Please see below selected recent presence-related change.
- "Fulfillment cannot come when the present moment is merely a struggle to bear in service of the future," wrote Arthur C. Brooks in an article for The Atlantic that described the immense benefits of the simple practice of walking. "If we want to find true satisfaction, we must instead focus on the walk that is life, with its string of present moments."
- Life is full of moments where we are meant to feel certain things. The demand starts in early childhood: it’s our birthday – and we are meant to feel happy. Dad is going away for two weeks – and we should feel sad. Our school has won at team sports – and we should want to join in with a celebratory song. Adulthood continues the injunctions: we should feel devastated at funerals, touched and hopeful at weddings, enthused and moved by our families, carefree on holiday - and, in bed with someone we like, exclusively focused on the act and its pleasures. But, in truth, our thoughts are seldom exactly in sync with outward events. They have tendencies to be vagabond, unfaithful and unruly. We rarely feel exactly what we’re meant to when we’re meant to, noted The School of Life.
- One of the dangers of emotional life, notes The School of Life, is that we find that we don't feel 'in the moment': we're at a funeral, but we don't feel sad. We're making love, but our minds are elsewhere. It's our birthday, but we're not jolly. Why is it sometimes so hard for our true inner feelings to keep pace with events in the outer world?
- Brain Pickings noted that the meaning of life has been pondered by such literary icons as Leo Tolstoy (1904), Henry Miller (1918), Anaïs Nin (1946), Viktor Frankl (1946), Italo Calvino (1975), and David Foster Wallace (2005). And although some have argued that today’s age is one where “the great dream is to trade up from money to meaning,” there is an unshakable and discomfiting sense that, in our obsession with optimising our creative routines and maximising our productivity, we have forgotten how to be truly present in the mystery of life.
- The concept the 200-year present is a way of thinking about change. The 200-year present began 100 years ago with the year of birth of the people who have reach their hundredth birthday today. The other boundary of the 200-year present, 100 years from now, is the hundredth birthday of the babies born today.

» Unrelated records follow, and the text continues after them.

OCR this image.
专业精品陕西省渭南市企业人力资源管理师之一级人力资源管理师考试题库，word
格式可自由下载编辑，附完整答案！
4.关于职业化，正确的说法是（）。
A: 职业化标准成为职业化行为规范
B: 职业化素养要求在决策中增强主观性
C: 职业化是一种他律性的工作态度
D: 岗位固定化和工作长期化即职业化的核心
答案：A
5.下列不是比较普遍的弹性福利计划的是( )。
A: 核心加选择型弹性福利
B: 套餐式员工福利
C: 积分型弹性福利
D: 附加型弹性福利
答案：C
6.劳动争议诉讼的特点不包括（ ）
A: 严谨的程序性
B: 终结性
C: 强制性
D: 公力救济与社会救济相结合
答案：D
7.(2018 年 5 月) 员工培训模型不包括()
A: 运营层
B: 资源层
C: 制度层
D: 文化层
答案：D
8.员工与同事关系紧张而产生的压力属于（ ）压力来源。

- Is living in the moment really the only way to find inner peace? Many believe there is only one "reality"; the moment we are in right "now", and that everything else is pure fantasy.
- Others believe in living the hours: for example, in the Christian monastic tradition, every day follows a rhythm of eight "Hours," which mark nuances of morning, noon, night, and between times.
- The author of the extraordinary Spell of the Sensuous explained that we have to be present, not future-oriented, before we can start to change the world.
- Since we can't directly access the past or the future, the present seems to be all we've got. Yet Jacques Derrida denied the existence of the present. And physicists argue the present has no special status. Is the present an illusion? Or do we find in the present everything that is of value, asked an iai debate?
- Focusing too much on the future can reduce our attention in the present moment, making us more likely to miss significant things that are happening now. This lack of presence can cause problems with relationships at work and home. What’s more, constantly thinking about what’s to come can leave us less productive today and worse, emotionally drained.